From e5319dc9856298f38aa9cdc6ed55e39ad0e8e070 Mon Sep 17 00:00:00 2001
From: Jean Boussier <jean.boussier@gmail.com>
Date: Mon, 18 Oct 2021 16:23:54 +0200
Subject: [PATCH] pack.c: add an offset argument to unpack and unpack1

[Feature #18254]

This is useful to avoid repeteadly copying strings when parsing binary formats
---
 pack.c                                       | 19 ++++++++----
 pack.rb                                      | 31 +++++++++++++++-----
 spec/ruby/core/string/unpack/shared/basic.rb | 20 +++++++++++++
 spec/ruby/core/string/unpack1_spec.rb        | 20 +++++++++++++
 test/ruby/test_pack.rb                       | 26 ++++++++++++++++
 5 files changed, 103 insertions(+), 13 deletions(-)
diff --git a/pack.c b/pack.c
index e6a729ab08..1fbbd724d7 100644
--- a/pack.c
+++ b/pack.c
@@ -944,7 +944,7 @@ hex2num(char c)
 #define UNPACK_1 2
 
 static VALUE
-pack_unpack_internal(VALUE str, VALUE fmt, int mode)
+pack_unpack_internal(VALUE str, VALUE fmt, int mode, long offset)
 {
 #define hexdigits ruby_hexdigits
     char *s, *send;
@@ -973,8 +973,15 @@ pack_unpack_internal(VALUE str, VALUE fmt, int mode)
 
     StringValue(str);
     StringValue(fmt);
+
+    if (offset < 0) rb_raise(rb_eArgError, "offset can't be negative");
+    len = RSTRING_LEN(str);
+    if (offset > len) rb_raise(rb_eArgError, "offset outside of string");
+
     s = RSTRING_PTR(str);
-    send = s + RSTRING_LEN(str);
+    send = s + len;
+    s += offset;
+
     p = RSTRING_PTR(fmt);
     pend = p + RSTRING_LEN(fmt);
 
@@ -1614,16 +1621,16 @@ pack_unpack_internal(VALUE str, VALUE fmt, int mode)
 }
 
 static VALUE
-pack_unpack(rb_execution_context_t *ec, VALUE str, VALUE fmt)
+pack_unpack(rb_execution_context_t *ec, VALUE str, VALUE fmt, VALUE offset)
 {
     int mode = rb_block_given_p() ? UNPACK_BLOCK : UNPACK_ARRAY;
-    return pack_unpack_internal(str, fmt, mode);
+    return pack_unpack_internal(str, fmt, mode, RB_NUM2LONG(offset));
 }
 
 static VALUE
-pack_unpack1(rb_execution_context_t *ec, VALUE str, VALUE fmt)
+pack_unpack1(rb_execution_context_t *ec, VALUE str, VALUE fmt, VALUE offset)
 {
-    return pack_unpack_internal(str, fmt, UNPACK_1);
+    return pack_unpack_internal(str, fmt, UNPACK_1, RB_NUM2LONG(offset));
 }
 
 int
diff --git a/pack.rb b/pack.rb
index e4d629e0f2..8f01861dc9 100644
--- a/pack.rb
+++ b/pack.rb
@@ -148,10 +148,11 @@ end
 class String
   # call-seq:
   #    str.unpack(format)    ->  anArray
+  #    str.unpack(format, offset: anInteger)    ->  anArray
   #
   # Decodes <i>str</i> (which may contain binary data) according to the
-  # format string, returning an array of each value extracted.
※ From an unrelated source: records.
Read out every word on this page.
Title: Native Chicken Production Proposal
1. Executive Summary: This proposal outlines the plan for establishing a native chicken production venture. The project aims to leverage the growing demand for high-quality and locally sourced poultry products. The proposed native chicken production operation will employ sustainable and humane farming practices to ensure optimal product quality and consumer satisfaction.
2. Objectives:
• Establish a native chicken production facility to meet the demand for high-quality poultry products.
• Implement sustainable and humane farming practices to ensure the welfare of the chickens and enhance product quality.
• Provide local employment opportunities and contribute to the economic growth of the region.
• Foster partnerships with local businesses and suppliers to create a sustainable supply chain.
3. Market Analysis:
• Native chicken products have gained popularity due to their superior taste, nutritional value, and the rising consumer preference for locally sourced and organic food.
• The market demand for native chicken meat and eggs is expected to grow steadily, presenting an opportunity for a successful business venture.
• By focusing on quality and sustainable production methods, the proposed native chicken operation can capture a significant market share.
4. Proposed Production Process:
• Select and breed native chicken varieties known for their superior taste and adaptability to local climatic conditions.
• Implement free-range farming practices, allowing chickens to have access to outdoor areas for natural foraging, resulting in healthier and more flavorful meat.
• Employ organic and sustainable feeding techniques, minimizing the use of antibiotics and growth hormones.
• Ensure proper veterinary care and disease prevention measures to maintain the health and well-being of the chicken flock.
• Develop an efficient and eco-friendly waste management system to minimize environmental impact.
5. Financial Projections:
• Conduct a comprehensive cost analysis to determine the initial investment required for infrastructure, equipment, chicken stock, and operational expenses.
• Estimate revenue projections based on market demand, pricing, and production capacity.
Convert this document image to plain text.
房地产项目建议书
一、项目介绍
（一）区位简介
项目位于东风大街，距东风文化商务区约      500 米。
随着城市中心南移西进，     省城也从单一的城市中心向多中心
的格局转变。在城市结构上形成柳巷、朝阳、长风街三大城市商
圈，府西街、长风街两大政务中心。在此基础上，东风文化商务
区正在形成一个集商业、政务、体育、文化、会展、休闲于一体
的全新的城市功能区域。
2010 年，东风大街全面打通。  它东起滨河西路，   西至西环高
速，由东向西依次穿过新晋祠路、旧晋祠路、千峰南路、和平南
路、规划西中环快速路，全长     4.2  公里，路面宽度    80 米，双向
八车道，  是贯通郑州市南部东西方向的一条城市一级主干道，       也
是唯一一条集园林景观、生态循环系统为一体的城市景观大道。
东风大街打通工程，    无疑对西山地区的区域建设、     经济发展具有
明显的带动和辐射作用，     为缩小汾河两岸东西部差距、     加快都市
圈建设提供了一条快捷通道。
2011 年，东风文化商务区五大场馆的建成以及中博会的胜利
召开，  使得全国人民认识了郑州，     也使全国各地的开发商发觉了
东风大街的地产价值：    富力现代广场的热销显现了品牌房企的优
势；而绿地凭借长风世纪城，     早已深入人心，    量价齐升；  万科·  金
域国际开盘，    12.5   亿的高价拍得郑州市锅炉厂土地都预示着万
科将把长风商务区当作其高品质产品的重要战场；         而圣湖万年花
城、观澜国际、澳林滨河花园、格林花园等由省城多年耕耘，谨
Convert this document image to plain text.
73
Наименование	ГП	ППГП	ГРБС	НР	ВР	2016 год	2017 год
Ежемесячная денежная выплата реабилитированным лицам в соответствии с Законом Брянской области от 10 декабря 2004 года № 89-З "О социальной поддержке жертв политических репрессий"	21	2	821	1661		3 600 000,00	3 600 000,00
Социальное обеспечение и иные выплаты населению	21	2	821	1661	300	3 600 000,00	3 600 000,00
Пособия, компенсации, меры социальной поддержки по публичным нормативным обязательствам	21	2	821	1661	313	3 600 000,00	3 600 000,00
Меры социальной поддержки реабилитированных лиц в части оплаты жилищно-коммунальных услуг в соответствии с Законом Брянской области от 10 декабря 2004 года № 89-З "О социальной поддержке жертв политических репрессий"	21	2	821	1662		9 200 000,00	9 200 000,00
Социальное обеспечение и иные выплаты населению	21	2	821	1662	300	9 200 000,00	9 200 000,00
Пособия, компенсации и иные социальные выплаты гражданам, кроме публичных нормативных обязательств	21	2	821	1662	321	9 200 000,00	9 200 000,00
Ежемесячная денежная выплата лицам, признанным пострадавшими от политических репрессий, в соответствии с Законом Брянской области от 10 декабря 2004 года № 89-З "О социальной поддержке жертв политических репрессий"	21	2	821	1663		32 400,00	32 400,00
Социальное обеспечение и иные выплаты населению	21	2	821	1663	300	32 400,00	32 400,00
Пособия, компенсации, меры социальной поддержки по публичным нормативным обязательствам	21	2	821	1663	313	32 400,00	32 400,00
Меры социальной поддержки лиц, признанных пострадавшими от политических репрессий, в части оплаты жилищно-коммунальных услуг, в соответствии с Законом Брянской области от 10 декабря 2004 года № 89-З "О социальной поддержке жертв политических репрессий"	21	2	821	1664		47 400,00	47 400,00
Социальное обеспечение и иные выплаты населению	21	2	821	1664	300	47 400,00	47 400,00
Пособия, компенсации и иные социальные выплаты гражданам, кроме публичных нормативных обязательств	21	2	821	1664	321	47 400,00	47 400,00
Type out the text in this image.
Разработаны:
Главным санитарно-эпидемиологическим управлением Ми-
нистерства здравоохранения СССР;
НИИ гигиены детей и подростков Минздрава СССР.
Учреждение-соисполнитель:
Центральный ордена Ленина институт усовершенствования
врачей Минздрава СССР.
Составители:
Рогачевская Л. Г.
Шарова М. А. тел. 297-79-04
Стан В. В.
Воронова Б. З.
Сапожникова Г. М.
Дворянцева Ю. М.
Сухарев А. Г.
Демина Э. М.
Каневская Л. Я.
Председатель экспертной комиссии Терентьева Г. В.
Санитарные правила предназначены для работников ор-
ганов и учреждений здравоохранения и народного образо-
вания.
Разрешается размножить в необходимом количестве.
The
-  # format string consists of a sequence of single-character directives,
+  # format string, returning an array of each value extracted.
+  # The format string consists of a sequence of single-character directives,
   # summarized in the table at the end of this entry.
   # Each directive may be followed
   # by a number, indicating the number of times to repeat with this
@@ -161,7 +162,15 @@ class String
   # exclamation mark (``<code>!</code>'') to use the underlying
   # platform's native size for the specified type; otherwise, it uses a
   # platform-independent consistent size. Spaces are ignored in the
-  # format string. See also String#unpack1,  Array#pack.
+  # format string.
+  #
+  # The keyword <i>offset</i> can be given to start the decoding after skipping
+  # the specified amount of bytes:
+  #   "abc".unpack("C*") # => [97, 98, 99]
+  #   "abc".unpack("C*", offset: 2) # => [99]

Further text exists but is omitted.